Fear is an extremely powerful motivational force. In public policy debates, appeals to fear are often used in an attempt to sway opinion or bolster the case for action. Such appeals are used to convince citizens that threats to individual or social wellbeing may be avoided only if specific steps are taken. Often these steps take the form of anticipatory regulation based on the precautionary principle.
Such “fear appeal arguments” are frequently on display in the Internet policy arena and often take the form of a full-blown “moral panic” or “technopanic.” These panics are intense public, political, and academic responses to the emergence or use of media or technologies, especially by the young. In the extreme, they result in regulation or censorship.
While cyberspace has its fair share of troubles and troublemakers, there is no evidence that the Internet is leading to greater problems for society than previous technologies did. That has not stopped some from suggesting there are reasons to be particularly fearful of the Internet and new digital technologies. There are various individual and institutional factors at work that perpetuate fear-based reasoning and tactics.

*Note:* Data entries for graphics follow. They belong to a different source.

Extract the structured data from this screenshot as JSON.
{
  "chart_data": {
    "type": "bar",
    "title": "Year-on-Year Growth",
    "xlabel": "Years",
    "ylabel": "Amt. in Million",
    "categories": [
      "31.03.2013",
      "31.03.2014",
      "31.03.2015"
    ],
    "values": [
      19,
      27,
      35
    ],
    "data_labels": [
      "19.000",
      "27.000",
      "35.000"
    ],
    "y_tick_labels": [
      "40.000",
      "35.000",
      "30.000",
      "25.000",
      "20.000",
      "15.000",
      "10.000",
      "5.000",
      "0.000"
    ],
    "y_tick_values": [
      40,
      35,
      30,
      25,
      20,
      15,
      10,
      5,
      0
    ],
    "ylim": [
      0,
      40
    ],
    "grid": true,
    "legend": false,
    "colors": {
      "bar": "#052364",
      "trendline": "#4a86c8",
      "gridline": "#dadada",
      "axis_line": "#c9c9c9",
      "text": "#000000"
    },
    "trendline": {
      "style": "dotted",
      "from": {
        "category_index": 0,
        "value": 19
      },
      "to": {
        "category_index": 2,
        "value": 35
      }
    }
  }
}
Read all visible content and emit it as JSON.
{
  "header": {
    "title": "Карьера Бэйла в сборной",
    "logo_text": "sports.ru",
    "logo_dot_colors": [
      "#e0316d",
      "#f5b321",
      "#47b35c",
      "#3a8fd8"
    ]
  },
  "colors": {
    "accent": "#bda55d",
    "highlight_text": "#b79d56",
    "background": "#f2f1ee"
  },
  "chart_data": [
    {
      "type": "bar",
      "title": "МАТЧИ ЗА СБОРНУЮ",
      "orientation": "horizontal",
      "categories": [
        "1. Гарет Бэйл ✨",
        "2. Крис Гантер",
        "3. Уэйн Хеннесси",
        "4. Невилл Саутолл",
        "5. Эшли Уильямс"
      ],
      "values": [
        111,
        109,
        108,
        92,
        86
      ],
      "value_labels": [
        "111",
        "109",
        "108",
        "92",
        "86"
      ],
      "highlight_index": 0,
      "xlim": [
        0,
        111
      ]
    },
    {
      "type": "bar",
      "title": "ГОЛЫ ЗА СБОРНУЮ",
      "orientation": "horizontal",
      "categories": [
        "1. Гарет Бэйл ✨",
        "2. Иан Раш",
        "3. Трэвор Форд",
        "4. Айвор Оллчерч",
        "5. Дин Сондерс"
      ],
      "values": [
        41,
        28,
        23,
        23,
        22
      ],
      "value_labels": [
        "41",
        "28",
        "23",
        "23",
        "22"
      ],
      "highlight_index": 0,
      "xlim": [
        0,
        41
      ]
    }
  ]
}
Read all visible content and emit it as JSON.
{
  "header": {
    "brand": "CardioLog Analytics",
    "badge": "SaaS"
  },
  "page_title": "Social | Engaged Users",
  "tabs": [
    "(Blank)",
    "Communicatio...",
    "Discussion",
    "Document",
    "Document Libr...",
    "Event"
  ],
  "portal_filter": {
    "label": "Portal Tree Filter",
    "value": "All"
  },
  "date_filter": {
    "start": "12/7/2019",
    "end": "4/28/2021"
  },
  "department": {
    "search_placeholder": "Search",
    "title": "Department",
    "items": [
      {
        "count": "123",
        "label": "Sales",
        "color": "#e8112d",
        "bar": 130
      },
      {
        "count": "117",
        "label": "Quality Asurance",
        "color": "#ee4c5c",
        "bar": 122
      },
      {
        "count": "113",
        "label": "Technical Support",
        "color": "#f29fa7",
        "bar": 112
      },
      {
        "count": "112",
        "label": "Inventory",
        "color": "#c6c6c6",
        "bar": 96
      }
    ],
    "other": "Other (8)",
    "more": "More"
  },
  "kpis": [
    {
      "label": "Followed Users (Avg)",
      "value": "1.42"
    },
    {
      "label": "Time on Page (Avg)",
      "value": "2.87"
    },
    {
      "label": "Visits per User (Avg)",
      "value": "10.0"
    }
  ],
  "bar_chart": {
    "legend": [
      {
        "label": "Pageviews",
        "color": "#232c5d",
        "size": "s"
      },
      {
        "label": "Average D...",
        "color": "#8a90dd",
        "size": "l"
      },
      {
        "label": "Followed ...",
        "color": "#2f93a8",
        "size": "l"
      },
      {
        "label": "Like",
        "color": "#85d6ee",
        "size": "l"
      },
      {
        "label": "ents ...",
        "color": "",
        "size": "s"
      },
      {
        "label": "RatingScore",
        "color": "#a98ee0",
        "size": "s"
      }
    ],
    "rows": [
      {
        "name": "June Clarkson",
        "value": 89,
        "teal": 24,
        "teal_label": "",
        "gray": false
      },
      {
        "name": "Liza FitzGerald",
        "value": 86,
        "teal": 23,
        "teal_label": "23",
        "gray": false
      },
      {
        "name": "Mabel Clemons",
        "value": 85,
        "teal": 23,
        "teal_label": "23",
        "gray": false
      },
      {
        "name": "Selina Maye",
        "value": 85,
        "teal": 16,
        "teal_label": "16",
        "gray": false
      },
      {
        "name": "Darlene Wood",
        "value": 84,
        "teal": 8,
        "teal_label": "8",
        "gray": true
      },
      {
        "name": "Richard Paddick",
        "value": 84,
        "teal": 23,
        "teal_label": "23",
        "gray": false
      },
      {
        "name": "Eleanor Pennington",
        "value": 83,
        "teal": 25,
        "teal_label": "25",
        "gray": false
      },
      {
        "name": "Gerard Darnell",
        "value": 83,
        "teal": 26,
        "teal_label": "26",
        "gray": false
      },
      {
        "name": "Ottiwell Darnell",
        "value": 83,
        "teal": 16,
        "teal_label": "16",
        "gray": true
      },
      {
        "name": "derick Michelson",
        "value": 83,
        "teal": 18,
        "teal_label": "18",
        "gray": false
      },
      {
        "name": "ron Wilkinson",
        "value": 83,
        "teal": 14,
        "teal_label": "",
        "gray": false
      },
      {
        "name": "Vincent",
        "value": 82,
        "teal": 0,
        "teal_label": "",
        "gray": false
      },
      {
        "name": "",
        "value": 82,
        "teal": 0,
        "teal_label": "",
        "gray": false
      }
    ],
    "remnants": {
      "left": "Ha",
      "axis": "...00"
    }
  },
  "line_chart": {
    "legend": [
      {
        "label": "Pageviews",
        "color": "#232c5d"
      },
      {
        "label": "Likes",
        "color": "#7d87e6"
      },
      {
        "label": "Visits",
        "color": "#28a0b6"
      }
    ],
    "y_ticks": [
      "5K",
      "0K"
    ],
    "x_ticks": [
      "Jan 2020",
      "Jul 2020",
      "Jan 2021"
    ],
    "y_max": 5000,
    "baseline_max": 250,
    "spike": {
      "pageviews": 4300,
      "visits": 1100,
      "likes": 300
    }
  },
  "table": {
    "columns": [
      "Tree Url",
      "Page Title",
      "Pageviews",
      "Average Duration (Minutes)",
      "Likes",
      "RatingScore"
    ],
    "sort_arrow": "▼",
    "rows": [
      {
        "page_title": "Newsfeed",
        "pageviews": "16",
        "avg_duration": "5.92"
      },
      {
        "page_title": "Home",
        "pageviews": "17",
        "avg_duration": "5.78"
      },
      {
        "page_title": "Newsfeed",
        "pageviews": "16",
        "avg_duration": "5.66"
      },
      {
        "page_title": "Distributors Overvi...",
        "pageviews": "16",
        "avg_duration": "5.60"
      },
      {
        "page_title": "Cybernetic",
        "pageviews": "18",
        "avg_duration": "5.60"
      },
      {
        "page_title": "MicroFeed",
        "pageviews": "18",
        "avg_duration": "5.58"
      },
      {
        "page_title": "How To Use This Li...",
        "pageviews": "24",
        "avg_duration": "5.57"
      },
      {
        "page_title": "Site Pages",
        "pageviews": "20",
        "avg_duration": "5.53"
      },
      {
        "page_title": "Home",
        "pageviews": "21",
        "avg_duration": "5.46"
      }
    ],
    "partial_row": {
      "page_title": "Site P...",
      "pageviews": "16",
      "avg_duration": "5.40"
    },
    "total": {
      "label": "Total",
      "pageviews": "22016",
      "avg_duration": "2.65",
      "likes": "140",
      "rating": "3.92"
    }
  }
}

This paper will consider the structure of fear appeal arguments in technology policy debates and then outline how those arguments can be deconstructed and refuted in both cultural and economic contexts. Several examples of fear appeal arguments will be offered with a particular focus on online child safety, digital privacy, and cybersecurity. The various factors contributing to “fear cycles” in these policy areas will be documented.
To the extent that these concerns are valid, they are best addressed by ongoing societal learning, experimentation, resiliency, and coping strategies rather than by regulation.
If steps must be taken to address these concerns, education and empowerment-based solutions represent superior approaches to dealing with them compared to a precautionary principle approach, which would limit beneficial learning opportunities and retard technological progress.